Much of this list is just plain nonsense, and all of it grossly exaggerates reality. Fracking is a $200 billion business today, and growing fast. We've been doing it for 20+ years. People know how to do it right. Everything in life is a tradeoff, and fracking is no exception. There are hazards, but containing and minimizing those hazards is just not that hard or expensive. Properly constructing the wellhead will minimize leaks into the ground water. Correct preparation of the fracking fluid will save money and preserve the environment. And so forth. Fracking is less dangerous or destructive than most other mining activities.. SA hopes to win the argument by making utterly incredible claims that no knowledgeable person can believe. This tactic won't be successful.
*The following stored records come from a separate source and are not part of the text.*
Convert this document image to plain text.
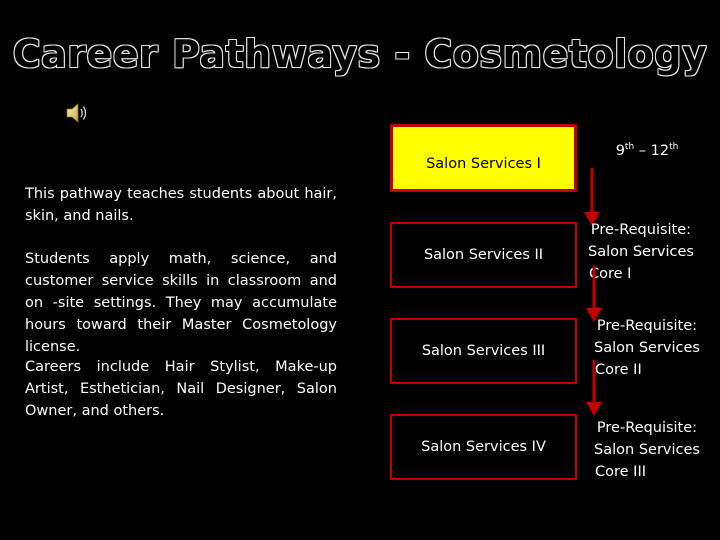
Career Pathways - Cosmetology
This pathway teaches students about hair, skin, and nails.
Students apply math, science, and customer service skills in classroom and on -site settings. They may accumulate hours toward their Master Cosmetology license.
Careers include Hair Stylist, Make-up Artist, Esthetician, Nail Designer, Salon Owner, and others.
Salon Services I
Salon Services II
Salon Services III
Salon Services IV
9th – 12th
Pre-Requisite:
Salon Services
Core I
Pre-Requisite:
Salon Services
Core II
Pre-Requisite:
Salon Services
Core III
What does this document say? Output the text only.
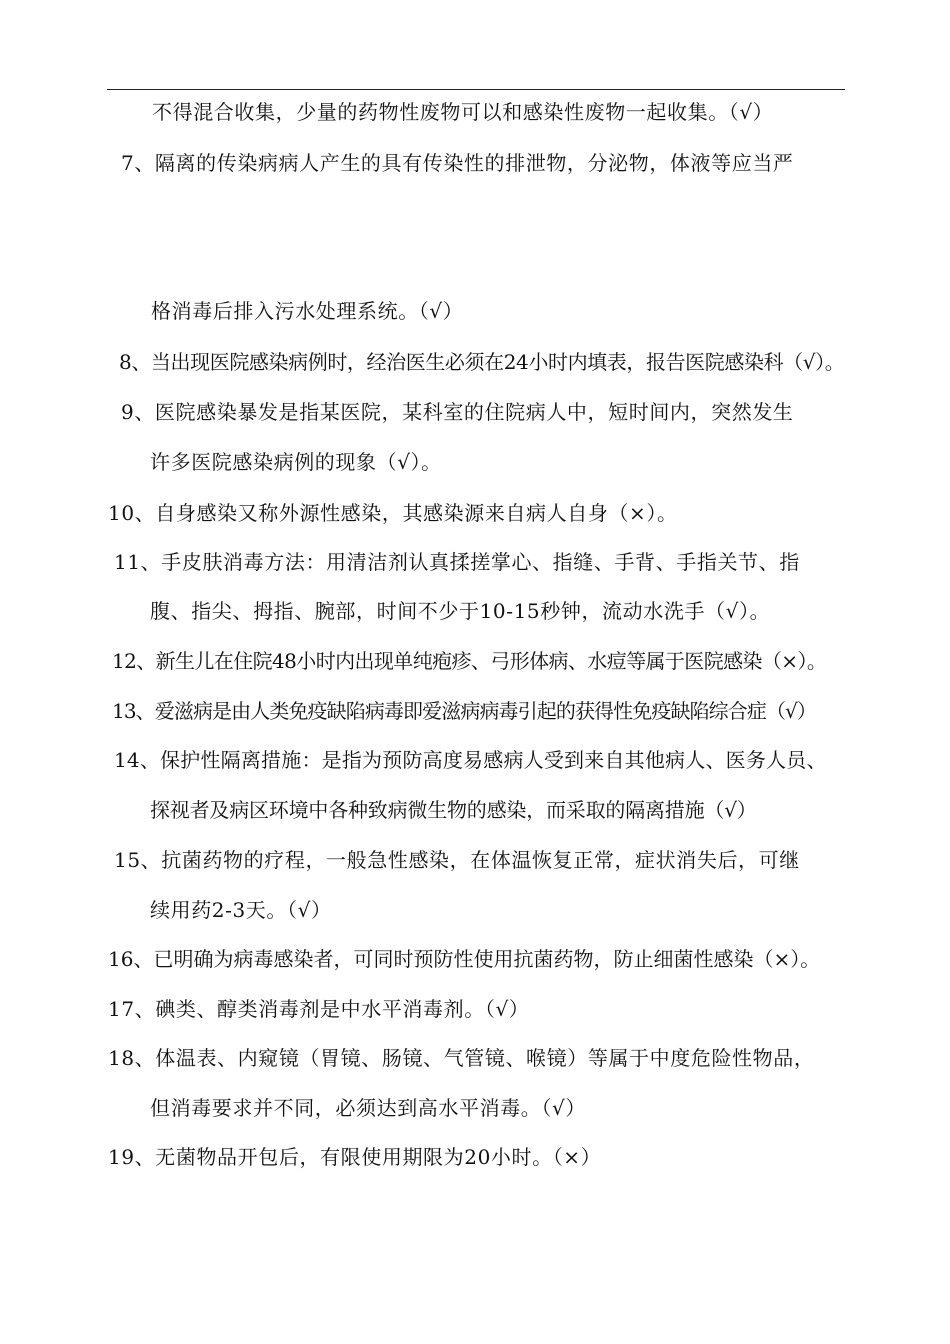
不得混合收集，少量的药物性废物可以和感染性废物一起收集。（√）
7、隔离的传染病病人产生的具有传染性的排泄物，分泌物，体液等应当严
格消毒后排入污水处理系统。（√）
8、当出现医院感染病例时，经治医生必须在24小时内填表，报告医院感染科（√）。
9、医院感染暴发是指某医院，某科室的住院病人中，短时间内，突然发生
许多医院感染病例的现象（√）。
10、自身感染又称外源性感染，其感染源来自病人自身（×）。
11、手皮肤消毒方法：用清洁剂认真揉搓掌心、指缝、手背、手指关节、指
腹、指尖、拇指、腕部，时间不少于10-15秒钟，流动水洗手（√）。
12、新生儿在住院48小时内出现单纯疱疹、弓形体病、水痘等属于医院感染（×）。
13、爱滋病是由人类免疫缺陷病毒即爱滋病病毒引起的获得性免疫缺陷综合症（√）
14、保护性隔离措施：是指为预防高度易感病人受到来自其他病人、医务人员、
探视者及病区环境中各种致病微生物的感染，而采取的隔离措施（√）
15、抗菌药物的疗程，一般急性感染，在体温恢复正常，症状消失后，可继
续用药2-3天。（√）
16、已明确为病毒感染者，可同时预防性使用抗菌药物，防止细菌性感染（×）。
17、碘类、醇类消毒剂是中水平消毒剂。（√）
18、体温表、内窥镜（胃镜、肠镜、气管镜、喉镜）等属于中度危险性物品，
但消毒要求并不同，必须达到高水平消毒。（√）
19、无菌物品开包后，有限使用期限为20小时。（×）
But here is the real problem: while SA hugely exaggerates the cost of fracking, they all but ignore any of the benefits. From the article, the ONLY benefit of fracking is to enrich the oil and gas companies. And apparently not even that: "Much of the investment is only on paper, with one-quarter of the reserve growth coming through mergers and acquisitions and massive share repurchases by the majors, giving the illusion of profitability. In other words, the industry is thriving on fake growth, much like the financial markets." How can something in which no real money is being invested be so disruptive of the environment? And are the gas companies really so dumb to put money down a rat hole, for no reason other than to make the Greenies mad? No--it's silly all the way round.
Of course the main beneficiaries are not the gas companies. The main beneficiaries--if I get my way--will be the eight million people living in New York City. All of those people will have cheaper electricity, better jobs, and a higher standard of living because of fracking.
Let my people go and get rich. Down with poverty.